(Updates with new quotes, news conference)By Janet McEvoy
BRUSSELS, Nov 7 (Reuter) - European Union aid ministers, stung by French criticism of "spineless inaction" in the plight of 1.2 million refugees stranded in eastern Zaire, struggled on Thursday to find a joint response to the deepening human crisis. While aid agencies like the U.N. High Commissioner for Refugees who have seen the deteriorating situation in Africa's Great Lakes region on the ground left the 15 ministers in little doubt as to the need to act, the question was how? "The question is there, what's wanted is the answer. We are talking about one million refugees who need assistance," said the European Union's Humanitarian Aid Commissioner Emma Bonino. She is pushing at the meeting for safe corridors into the region to facilitate food deliveries and the return of refugees caught by the fighting between Tutsi rebels and the Zairean army in the region. The EU's special envoy to the Great Lakes region Aldo Ajello said conditions were right for at least 900,000 Rwandan refugees to return to their count
ry, although some might not choose to return and could not be forced to. "At least 900,000 could go back without any problems and the rest we will see," he told a news conference. But diplomats said France remained alone with Spain in having offered troops to take part in a neutral force to come to the refugees aid.
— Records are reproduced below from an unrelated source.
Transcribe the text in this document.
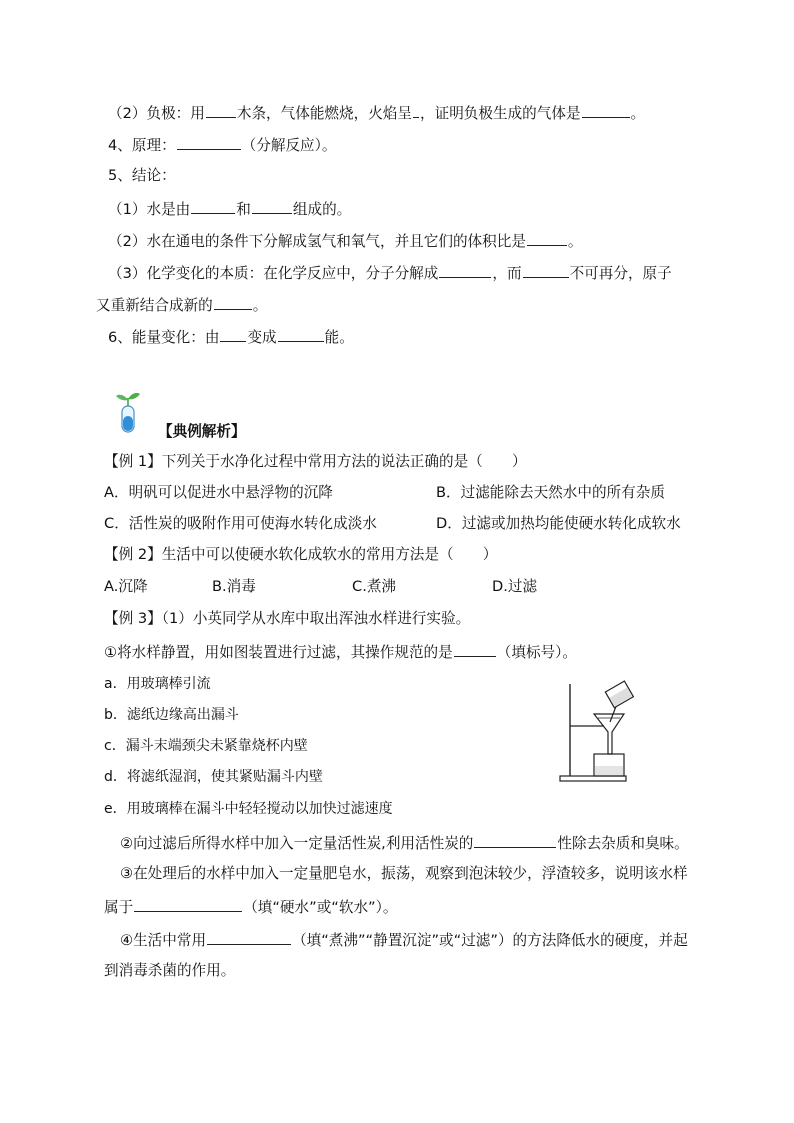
（2）负极：用 木条，气体能燃烧，火焰呈 ，证明负极生成的气体是	。
4、原理：	（分解反应）。
5、结论：
（1）水是由	和	组成的。
（2）水在通电的条件下分解成氢气和氧气，并且它们的体积比是	。
（3）化学变化的本质：在化学反应中，分子分解成	，而	不可再分，原子
又重新结合成新的	。
6、能量变化：由 变成	能。
【典例解析】
【例 1】下列关于水净化过程中常用方法的说法正确的是（　　）
A．明矾可以促进水中悬浮物的沉降	B．过滤能除去天然水中的所有杂质
C．活性炭的吸附作用可使海水转化成淡水	D．过滤或加热均能使硬水转化成软水
【例 2】生活中可以使硬水软化成软水的常用方法是（　　）
A.沉降	B.消毒	C.煮沸	D.过滤
【例 3】（1）小英同学从水库中取出浑浊水样进行实验。
①将水样静置，用如图装置进行过滤，其操作规范的是	（填标号）。
a．用玻璃棒引流
b．滤纸边缘高出漏斗
c．漏斗末端颈尖未紧靠烧杯内壁
d．将滤纸湿润，使其紧贴漏斗内壁
e．用玻璃棒在漏斗中轻轻搅动以加快过滤速度
②向过滤后所得水样中加入一定量活性炭,利用活性炭的	性除去杂质和臭味。
③在处理后的水样中加入一定量肥皂水，振荡，观察到泡沫较少，浮渣较多，说明该水样
属于	（填“硬水”或“软水”）。
④生活中常用	（填“煮沸”“静置沉淀”或“过滤”）的方法降低水的硬度，并起
到消毒杀菌的作用。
The 15-nation EU has offered to help create and finance an African force, but seven regional leaders meeting in Nairobi on Tuesday said they wanted the United Nations to create a "neutral force" to come to the rescue of the refugees. Shortly before the Brussels meeting started, France accused the international community of being spineless on Wednesday as it vented its frustration at the poor response to a proposed multinational force to help avert a refugee disaster in Zaire. "I'm knocking on doors, asking if anyone is prepared to assume his responsibilities. The answer is 'Could you come back tomorrow', or 'We might lend an aircraft'," Foreign Minister Herve de Charette told LCI television. But
British Overseas Development Minister Lynda Chalker said the reproach was "daft", "He ought to find out what the facts are before he accuses people of things," she told reporters on arriving. The United Nations Refugee chief said that such a "neutral force" sent by the international community should be empowered to arrest and disarm militias and other groups operating in lawless eastern Zaire. "I would like to see them empowered to do that," Sadaka Ogata told Reuters. The UNHCR has been widely criticised for feeding and sheltering the leaders of the Hutu-inspired genocide of up to one million Tutsis in Rwanda in 1994. Several of them fled, along with hundreds of thousands of Hutu refugees into eastern Zaire after the defeat of their government. Ogata said it had not been possible to arrest and detain many of the known perpetrators in the camps without causing massive unrest that weak local authorities were unable to deal with. Irish Development Aid Minister Joan Burton, who presided the meeting, said the key
aim was to avoid repeating mistakes of the past and creating "an unsustainable camp situation" which would destabilise the region.